Si le dicton mentionne « En mai fait ce qu’il te plaît »… ce dicton ne vaut pas pour les abeilles ! La ruche comptera bientôt entre 40 000 et 50 000 locataires.
Autant dire que l’organisation au sein de la colonie est de mise !



Zoom sur …

L’organisation de la colonie
les abeilles vont occuper plusieurs fonctions au sein de la ruche, passant ainsi de nettoyeuse à nourrice, de bâtisseuse à ventileuse ou encore de gardienne à butineuse.
L’abeille nettoyeuse : elle nettoie chaque alvéole de la ruche permettant ainsi un stockage propre et stérile du miel.
L’abeille nourrice : à partir du 5ème jour et jusqu’au 15ème jour l’abeille devient nourrice et sécrète de la nourriture permettant d’alimenter les larves. Durant cette période, elle prodiguera aux larves les soins nécessaires leur permettant une bonne évolution.
L’abeille bâtisseuse : Son rôle est de réaliser l’architecture des rayons de la ruche grâce à ses glandes cirières. C’est un travail long et minutieux réalisé de manière collégiale avec d’autres abeilles cirières…
L’abeille ventileuse : Elle transforme le nectar en miel grâce à un jeu de ventilation avec ses ailes…
L’abeille butineuse : C’est elle que l’on voit se promener de fleur en fleur et qui revient gorgée d’eau de pollen et de nectar à la ruche. Une butineuse peut effectuer jusqu’à une centaine de voyages par jour selon la proximité des fleurs. C’est une véritable ouvrière de la nature.

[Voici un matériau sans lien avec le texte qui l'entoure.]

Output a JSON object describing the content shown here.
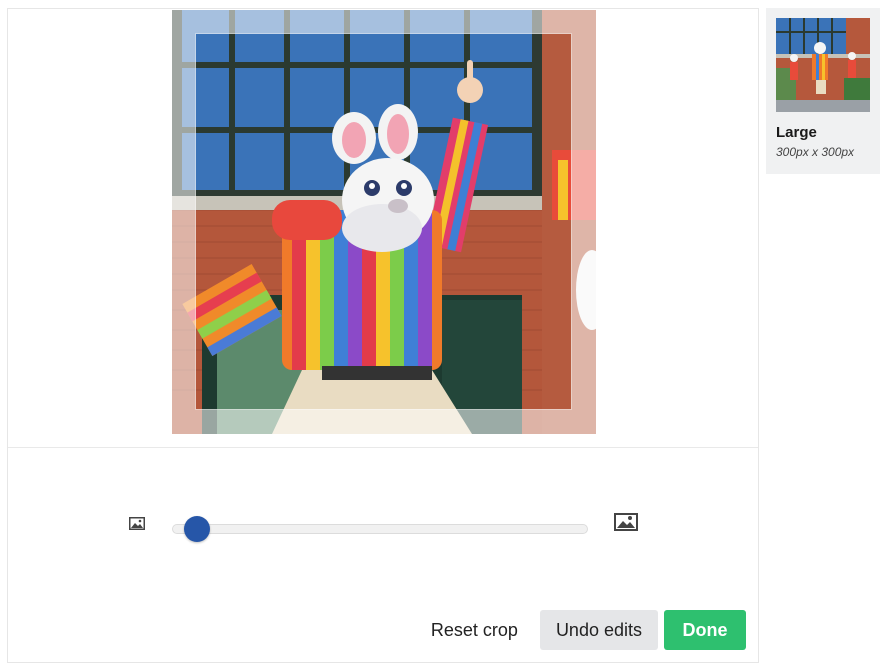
{
  "image": {
    "description_icon": "photo-icon",
    "alt": "Person in bunny costume and rainbow shirt dancing"
  },
  "zoom": {
    "min_icon": "small-image-icon",
    "max_icon": "large-image-icon",
    "value": 0
  },
  "actions": {
    "reset_label": "Reset crop",
    "undo_label": "Undo edits",
    "done_label": "Done"
  },
  "sizes": [
    {
      "name": "Large",
      "dims": "300px x 300px"
    }
  ],
  "colors": {
    "accent": "#2656a8",
    "done": "#2ec06f"
  }
}
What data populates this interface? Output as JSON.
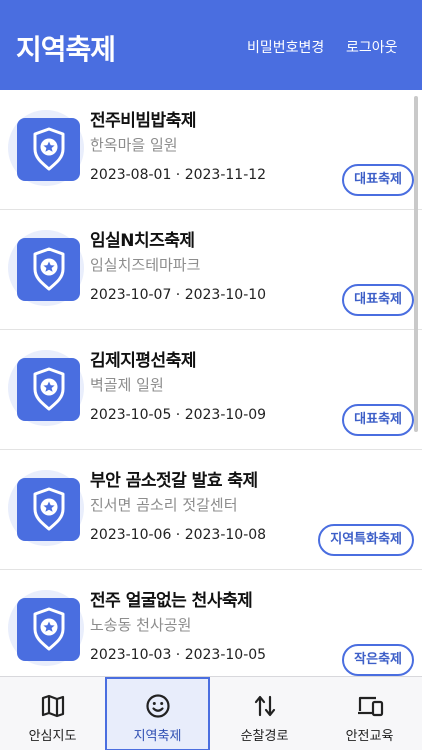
{
  "header": {
    "title": "지역축제",
    "change_password": "비밀번호변경",
    "logout": "로그아웃"
  },
  "festivals": [
    {
      "name": "전주비빔밥축제",
      "place": "한옥마을 일원",
      "dates": "2023-08-01 · 2023-11-12",
      "tag": "대표축제"
    },
    {
      "name": "임실N치즈축제",
      "place": "임실치즈테마파크",
      "dates": "2023-10-07 · 2023-10-10",
      "tag": "대표축제"
    },
    {
      "name": "김제지평선축제",
      "place": "벽골제 일원",
      "dates": "2023-10-05 · 2023-10-09",
      "tag": "대표축제"
    },
    {
      "name": "부안 곰소젓갈 발효 축제",
      "place": "진서면 곰소리 젓갈센터",
      "dates": "2023-10-06 · 2023-10-08",
      "tag": "지역특화축제"
    },
    {
      "name": "전주 얼굴없는 천사축제",
      "place": "노송동 천사공원",
      "dates": "2023-10-03 · 2023-10-05",
      "tag": "작은축제"
    }
  ],
  "tabs": [
    {
      "label": "안심지도",
      "icon": "map-icon"
    },
    {
      "label": "지역축제",
      "icon": "smile-icon",
      "active": true
    },
    {
      "label": "순찰경로",
      "icon": "swap-arrows-icon"
    },
    {
      "label": "안전교육",
      "icon": "devices-icon"
    }
  ],
  "colors": {
    "primary": "#4a6ee0",
    "halo": "#e9eefc",
    "tab_active_bg": "#e8edfb"
  }
}
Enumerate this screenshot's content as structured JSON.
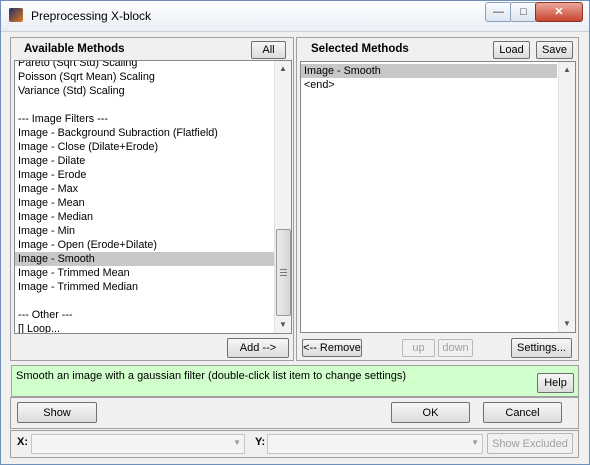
{
  "window": {
    "title": "Preprocessing X-block",
    "icon": "matlab-icon"
  },
  "available": {
    "header": "Available Methods",
    "all_label": "All",
    "add_label": "Add -->",
    "items": [
      "Pareto (Sqrt Std) Scaling",
      "Poisson (Sqrt Mean) Scaling",
      "Variance (Std) Scaling",
      "",
      "--- Image Filters ---",
      "Image - Background Subraction (Flatfield)",
      "Image - Close (Dilate+Erode)",
      "Image - Dilate",
      "Image - Erode",
      "Image - Max",
      "Image - Mean",
      "Image - Median",
      "Image - Min",
      "Image - Open (Erode+Dilate)",
      "Image - Smooth",
      "Image - Trimmed Mean",
      "Image - Trimmed Median",
      "",
      "--- Other ---",
      "[] Loop..."
    ],
    "selected_item": "Image - Smooth"
  },
  "selected": {
    "header": "Selected Methods",
    "load_label": "Load",
    "save_label": "Save",
    "items": [
      "Image - Smooth",
      "<end>"
    ],
    "selected_item": "Image - Smooth",
    "remove_label": "<-- Remove",
    "up_label": "up",
    "down_label": "down",
    "settings_label": "Settings..."
  },
  "description": {
    "text": "Smooth an image with a gaussian filter (double-click list item to change settings)",
    "help_label": "Help",
    "bg_color": "#d0ffcc"
  },
  "actions": {
    "show_label": "Show",
    "ok_label": "OK",
    "cancel_label": "Cancel"
  },
  "axes": {
    "x_label": "X:",
    "x_value": "",
    "y_label": "Y:",
    "y_value": "",
    "show_excluded_label": "Show Excluded"
  }
}
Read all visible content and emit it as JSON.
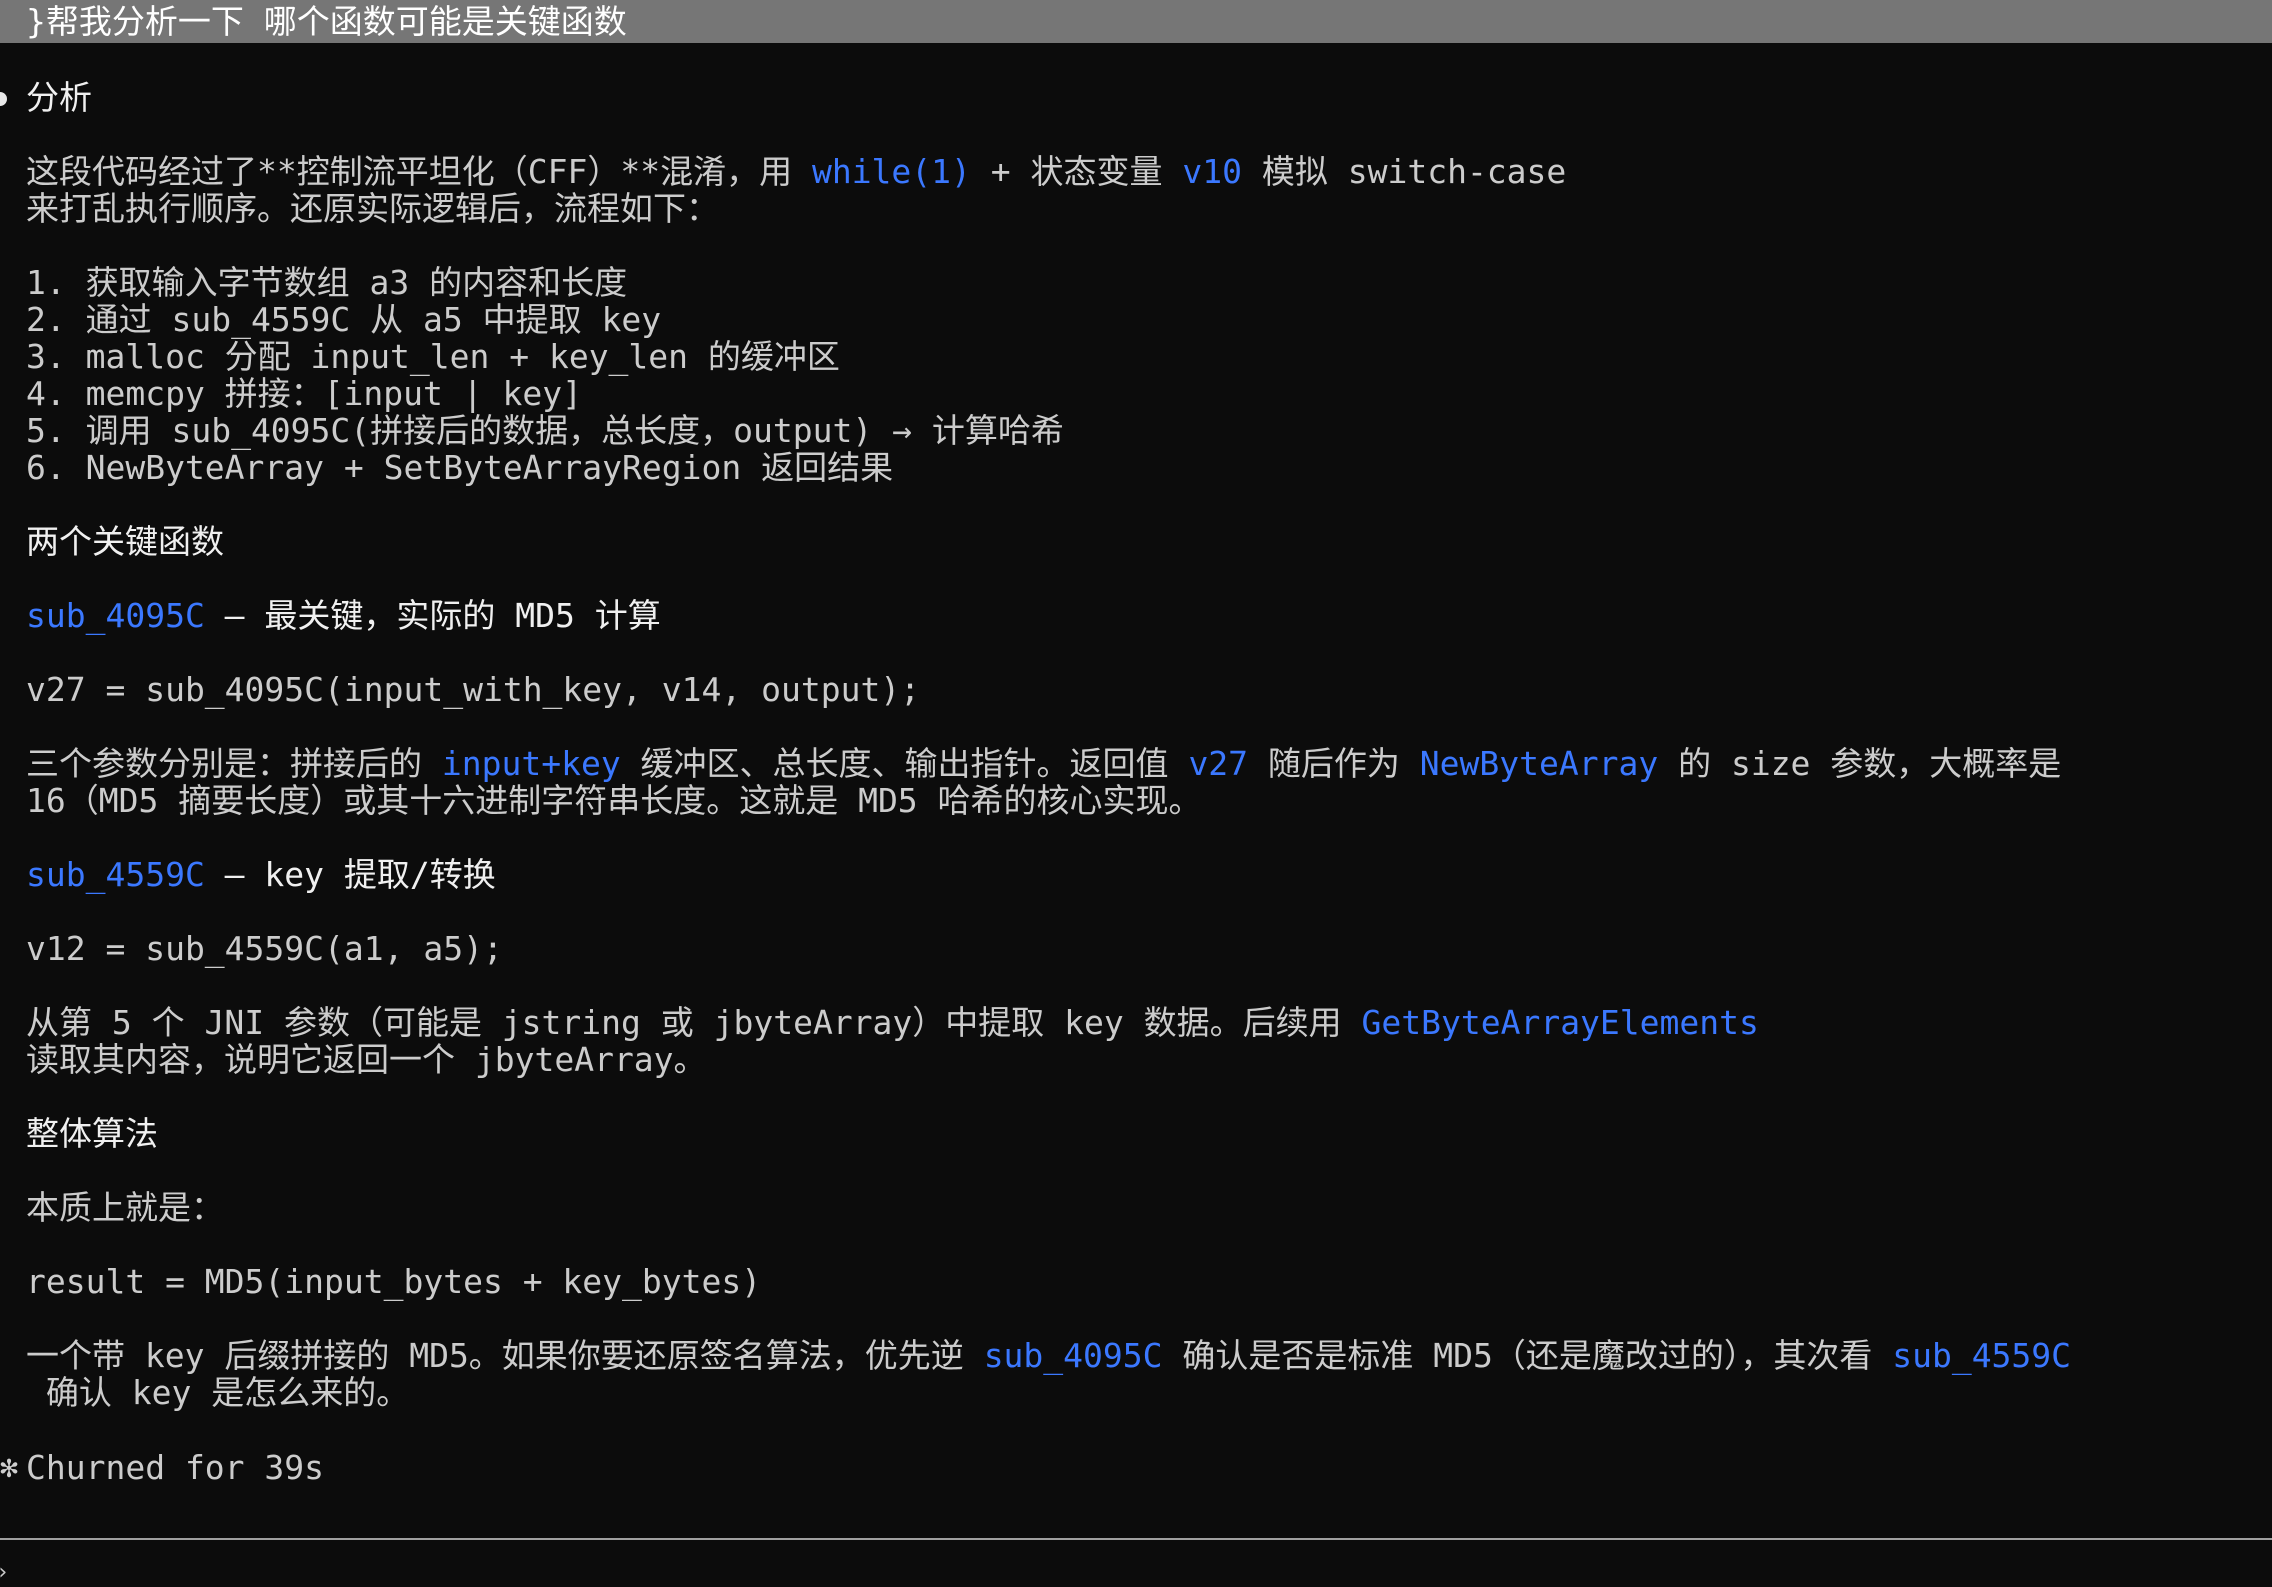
{
  "prompt": {
    "text": "}帮我分析一下 哪个函数可能是关键函数"
  },
  "response": {
    "heading": "分析",
    "intro_line1_pre": "这段代码经过了**控制流平坦化（CFF）**混淆，用 ",
    "intro_line1_code1": "while(1)",
    "intro_line1_mid": " + 状态变量 ",
    "intro_line1_code2": "v10",
    "intro_line1_post": " 模拟 switch-case",
    "intro_line2": "来打乱执行顺序。还原实际逻辑后，流程如下：",
    "steps": [
      "1. 获取输入字节数组 a3 的内容和长度",
      "2. 通过 sub_4559C 从 a5 中提取 key",
      "3. malloc 分配 input_len + key_len 的缓冲区",
      "4. memcpy 拼接：[input | key]",
      "5. 调用 sub_4095C(拼接后的数据，总长度，output) → 计算哈希",
      "6. NewByteArray + SetByteArrayRegion 返回结果"
    ],
    "key_funcs_heading": "两个关键函数",
    "f1_name": "sub_4095C",
    "f1_desc": " — 最关键，实际的 MD5 计算",
    "f1_code": "v27 = sub_4095C(input_with_key, v14, output);",
    "f1_p1_pre": "三个参数分别是：拼接后的 ",
    "f1_p1_code1": "input+key",
    "f1_p1_mid": " 缓冲区、总长度、输出指针。返回值 ",
    "f1_p1_code2": "v27",
    "f1_p1_mid2": " 随后作为 ",
    "f1_p1_code3": "NewByteArray",
    "f1_p1_post": " 的 size 参数，大概率是",
    "f1_p2": "16（MD5 摘要长度）或其十六进制字符串长度。这就是 MD5 哈希的核心实现。",
    "f2_name": "sub_4559C",
    "f2_desc": " — key 提取/转换",
    "f2_code": "v12 = sub_4559C(a1, a5);",
    "f2_p1_pre": "从第 5 个 JNI 参数（可能是 jstring 或 jbyteArray）中提取 key 数据。后续用 ",
    "f2_p1_code": "GetByteArrayElements",
    "f2_p2": "读取其内容，说明它返回一个 jbyteArray。",
    "algo_heading": "整体算法",
    "algo_intro": "本质上就是：",
    "algo_code": "result = MD5(input_bytes + key_bytes)",
    "concl_pre": "一个带 key 后缀拼接的 MD5。如果你要还原签名算法，优先逆 ",
    "concl_code1": "sub_4095C",
    "concl_mid": " 确认是否是标准 MD5（还是魔改过的），其次看 ",
    "concl_code2": "sub_4559C",
    "concl_line2": " 确认 key 是怎么来的。"
  },
  "status": {
    "spinner_glyph": "✻",
    "text": "Churned for 39s"
  },
  "input": {
    "caret": "›"
  },
  "colors": {
    "background": "#0c0c0c",
    "text": "#cccccc",
    "code_highlight": "#3b78ff",
    "prompt_bar": "#767676"
  }
}
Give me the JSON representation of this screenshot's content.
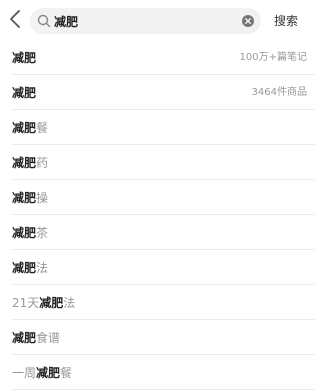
{
  "header": {
    "search_value": "减肥",
    "search_button_label": "搜索"
  },
  "suggestions": [
    {
      "prefix": "",
      "keyword": "减肥",
      "suffix": "",
      "meta": "100万+篇笔记"
    },
    {
      "prefix": "",
      "keyword": "减肥",
      "suffix": "",
      "meta": "3464件商品"
    },
    {
      "prefix": "",
      "keyword": "减肥",
      "suffix": "餐",
      "meta": ""
    },
    {
      "prefix": "",
      "keyword": "减肥",
      "suffix": "药",
      "meta": ""
    },
    {
      "prefix": "",
      "keyword": "减肥",
      "suffix": "操",
      "meta": ""
    },
    {
      "prefix": "",
      "keyword": "减肥",
      "suffix": "茶",
      "meta": ""
    },
    {
      "prefix": "",
      "keyword": "减肥",
      "suffix": "法",
      "meta": ""
    },
    {
      "prefix": "21天",
      "keyword": "减肥",
      "suffix": "法",
      "meta": ""
    },
    {
      "prefix": "",
      "keyword": "减肥",
      "suffix": "食谱",
      "meta": ""
    },
    {
      "prefix": "一周",
      "keyword": "减肥",
      "suffix": "餐",
      "meta": ""
    }
  ],
  "icons": {
    "back": "chevron-left-icon",
    "search": "search-icon",
    "clear": "clear-circle-icon"
  },
  "colors": {
    "search_box_bg": "#f2f2f2",
    "keyword": "#222222",
    "secondary": "#999999",
    "divider": "#ececec"
  }
}
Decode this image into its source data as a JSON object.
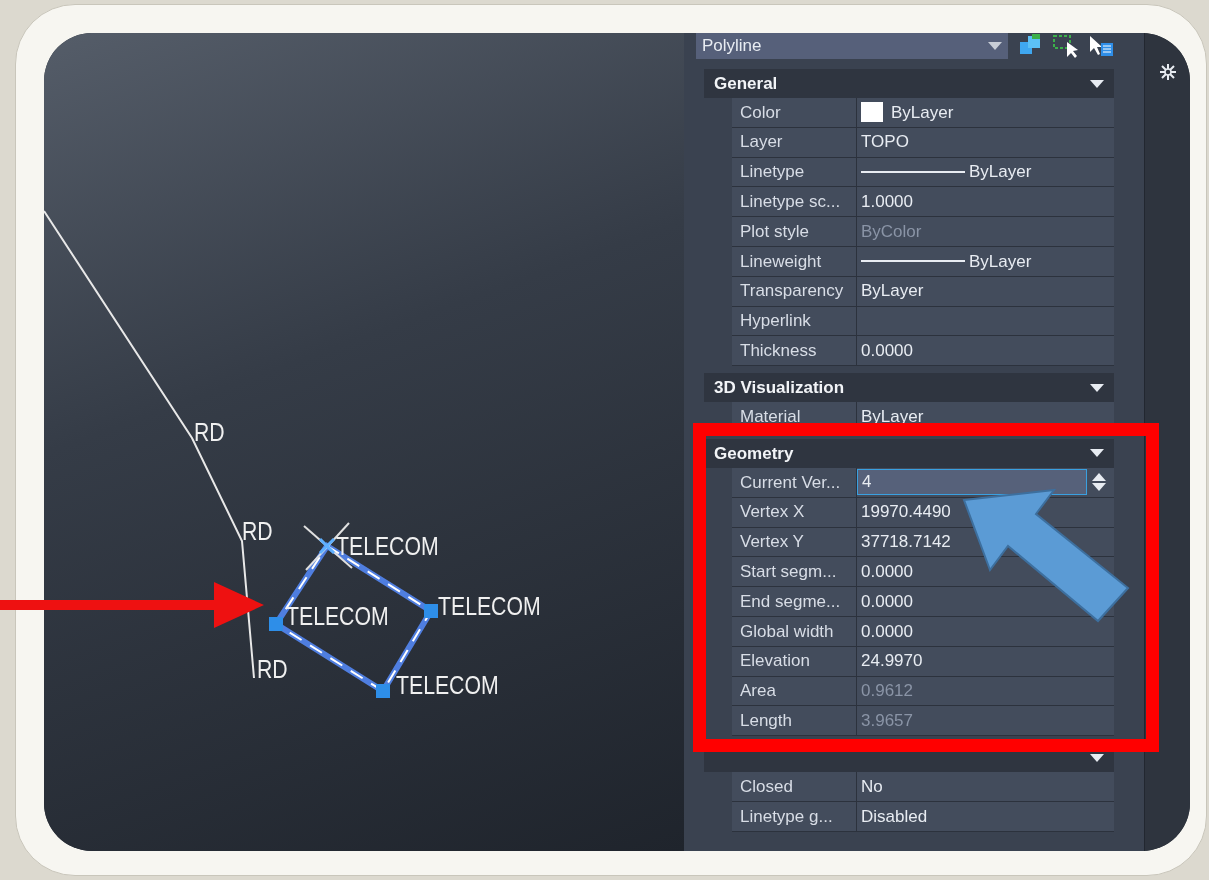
{
  "canvas": {
    "labels": [
      {
        "text": "RD"
      },
      {
        "text": "RD"
      },
      {
        "text": "RD"
      },
      {
        "text": "TELECOM"
      },
      {
        "text": "TELECOM"
      },
      {
        "text": "TELECOM"
      },
      {
        "text": "TELECOM"
      }
    ]
  },
  "properties": {
    "object_type": "Polyline",
    "sections": [
      {
        "title": "General",
        "expanded": true,
        "rows": [
          {
            "label": "Color",
            "value": "ByLayer",
            "kind": "swatch",
            "color": "#ffffff"
          },
          {
            "label": "Layer",
            "value": "TOPO",
            "kind": "text"
          },
          {
            "label": "Linetype",
            "value": "ByLayer",
            "kind": "linetype"
          },
          {
            "label": "Linetype sc...",
            "value": "1.0000",
            "kind": "text"
          },
          {
            "label": "Plot style",
            "value": "ByColor",
            "kind": "text",
            "dimmed": true
          },
          {
            "label": "Lineweight",
            "value": "ByLayer",
            "kind": "linetype"
          },
          {
            "label": "Transparency",
            "value": "ByLayer",
            "kind": "text"
          },
          {
            "label": "Hyperlink",
            "kind": "text"
          },
          {
            "label": "Thickness",
            "value": "0.0000",
            "kind": "text"
          }
        ]
      },
      {
        "title": "3D Visualization",
        "expanded": true,
        "rows": [
          {
            "label": "Material",
            "value": "ByLayer",
            "kind": "text"
          }
        ]
      },
      {
        "title": "Geometry",
        "expanded": true,
        "rows": [
          {
            "label": "Current  Ver...",
            "value": "4",
            "kind": "spinner"
          },
          {
            "label": "Vertex X",
            "value": "19970.4490",
            "kind": "text"
          },
          {
            "label": "Vertex Y",
            "value": "37718.7142",
            "kind": "text"
          },
          {
            "label": "Start  segm...",
            "value": "0.0000",
            "kind": "text"
          },
          {
            "label": "End  segme...",
            "value": "0.0000",
            "kind": "text"
          },
          {
            "label": "Global width",
            "value": "0.0000",
            "kind": "text"
          },
          {
            "label": "Elevation",
            "value": "24.9970",
            "kind": "text"
          },
          {
            "label": "Area",
            "value": "0.9612",
            "kind": "text",
            "dimmed": true
          },
          {
            "label": "Length",
            "value": "3.9657",
            "kind": "text",
            "dimmed": true
          }
        ]
      },
      {
        "expanded": true,
        "rows": [
          {
            "label": "Closed",
            "value": "No",
            "kind": "text"
          },
          {
            "label": "Linetype g...",
            "value": "Disabled",
            "kind": "text"
          }
        ]
      }
    ]
  }
}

De son côté, l'apiculteur …
Pour l'apiculteur, mai est un mois de vigilance et d'anticipation pour éviter l’essaimage. Nous vous en avions parlé le mois dernier. En mai l’essaimage s’intensifie encore.
L’apiculteur devra intervenir rapidement pour éviter de perdre une partie de ses colonies.
Il installera volontiers de nouvelles hausses (cadres supérieurs ajoutés à la ruche) qui permettront aux abeilles d'avoir plus d'espace pour se développer.
Il peut aussi être amené à anticiper la division de ses colonies lorsque le manque de place se confirme, ce qui revient à reconstituer un essaimage au sein d'une nouvelle ruche.



Le Saviez – vous ?

En pleine activité, la température de la ruche peut grimper facilement jusque 30/35°. En effet lorsque les butineuses (près de 15 000) transportent du nectar vers la ruche, il faut compter près du double de jeunes abeilles (soit environ 30 000 abeilles) pour le transformer en miel.
Cette maturité du nectar, pour en faire du miel et l'eau qui en résulte nécessitent une température de 35°.
Il est donc important de faire attention à conserver cette température constante et d'intervenir en juste proportion pour éviter à la ruche de se refroidir.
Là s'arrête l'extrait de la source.